Sunday, June 2, 2019
Searching for Assata :: essays research papers
Searching for Assata     I thought long and hard about the type of creative project I wanted to do for my sex activity & Society class. This project is a really cool one, in which gender and the things I learned in class would be combined. At first, I was going to interview four teenage African-American girls about their experiences about being Black and female in this society. Due to technical difficulties (raggedly camcorder), I was not able to complete that task. Then I thought about doing a feminist critique of Scarlett OHara, the main character from Gone with the Wind scarce that type of thing is for a ten-page paper, not a creative project. Finally, I decided to do a collage depicting the life of Assata Shakur, one of the some wrongly convicted individuals in U.S. history. Her story is a sad chapter in American history, in which the color of her skin, social class, political affiliation, and gender played a parting in her subsequent exile from her ho meland.     On May 2 1973, racial prejudice would change the life of Assata Shakur for ever. An incident of what would now be labeled racial profiling takes place on the New Jersey Turnpike. Ms. Shakur, an active participant in the Black Liberation Army (BLA), was traveling with friends, Malik Zayad Shakur and Sundiata Acoli when estate troopers stopped them, reportedly because of a broken headlight. A trooper explained that they were suspicious because they had Vermont license plates. The three were made to exit the car with their hands up. All of a sudden, shots were fired. When it was all over, state trooper Werner Foerster and Malik Shakur were killed. Ms.

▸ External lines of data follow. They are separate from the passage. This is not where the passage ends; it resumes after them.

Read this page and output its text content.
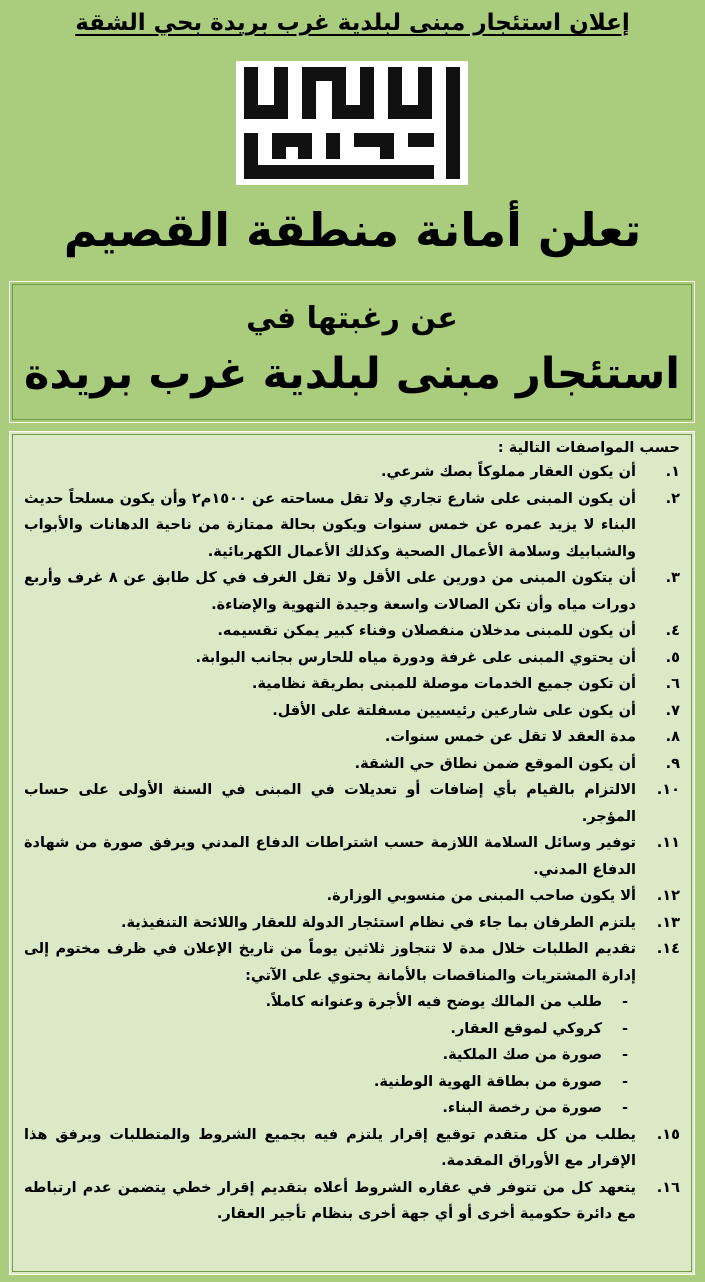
إعلان استئجار مبنى لبلدية غرب بريدة بحي الشقة
تعلن أمانة منطقة القصيم
عن رغبتها في
استئجار مبنى لبلدية غرب بريدة
حسب المواصفات التالية :
١.
أن يكون العقار مملوكاً بصك شرعي.
٢.
أن يكون المبنى على شارع تجاري ولا تقل مساحته عن ١٥٠٠م٢ وأن يكون مسلحاً حديث البناء لا يزيد عمره عن خمس سنوات ويكون بحالة ممتازة من ناحية الدهانات والأبواب والشبابيك وسلامة الأعمال الصحية وكذلك الأعمال الكهربائية.
٣.
أن يتكون المبنى من دورين على الأقل ولا تقل الغرف في كل طابق عن ٨ غرف وأربع دورات مياه وأن تكن الصالات واسعة وجيدة التهوية والإضاءة.
٤.
أن يكون للمبنى مدخلان منفصلان وفناء كبير يمكن تقسيمه.
٥.
أن يحتوي المبنى على غرفة ودورة مياه للحارس بجانب البوابة.
٦.
أن تكون جميع الخدمات موصلة للمبنى بطريقة نظامية.
٧.
أن يكون على شارعين رئيسيين مسفلتة على الأقل.
٨.
مدة العقد لا تقل عن خمس سنوات.
٩.
أن يكون الموقع ضمن نطاق حي الشقة.
١٠.
الالتزام بالقيام بأي إضافات أو تعديلات في المبنى في السنة الأولى على حساب المؤجر.
١١.
توفير وسائل السلامة اللازمة حسب اشتراطات الدفاع المدني ويرفق صورة من شهادة الدفاع المدني.
١٢.
ألا يكون صاحب المبنى من منسوبي الوزارة.
١٣.
يلتزم الطرفان بما جاء في نظام استئجار الدولة للعقار واللائحة التنفيذية.
١٤.
تقديم الطلبات خلال مدة لا تتجاوز ثلاثين يوماً من تاريخ الإعلان في ظرف مختوم إلى إدارة المشتريات والمناقصات بالأمانة يحتوي على الآتي:
-
طلب من المالك يوضح فيه الأجرة وعنوانه كاملاً.
-
كروكي لموقع العقار.
-
صورة من صك الملكية.
-
صورة من بطاقة الهوية الوطنية.
-
صورة من رخصة البناء.
١٥.
يطلب من كل متقدم توقيع إقرار يلتزم فيه بجميع الشروط والمتطلبات ويرفق هذا الإقرار مع الأوراق المقدمة.
١٦.
يتعهد كل من تتوفر في عقاره الشروط أعلاه بتقديم إقرار خطي يتضمن عدم ارتباطه مع دائرة حكومية أخرى أو أي جهة أخرى بنظام تأجير العقار.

Shakur and Mr. Acoli were charged with the deaths of state trooper Foerster and Zayd Malik Shakur. While held in jail, she was shackled and chained to a bed, with bullet wounds still in her chest. She was also forced to permit the jabs of shotgun butts of the New Jersey State troopers and heard their voic es shouting Nazi slogans and threats to her life. In the history of New Jersey state, no female prisoner had ever been treated as she, confined to a mens prison, under twenty-four hour surveillance of her most intimate bodily functions.Ms. Shakur and Mr. Acoli were eventually sentenced to 30 years plus life. Although the verdict was no surprise since it was an all-White jury who convicted them, many questioned the racial injustice of the trial because it was riddled with many human rights violations and constitutional errors.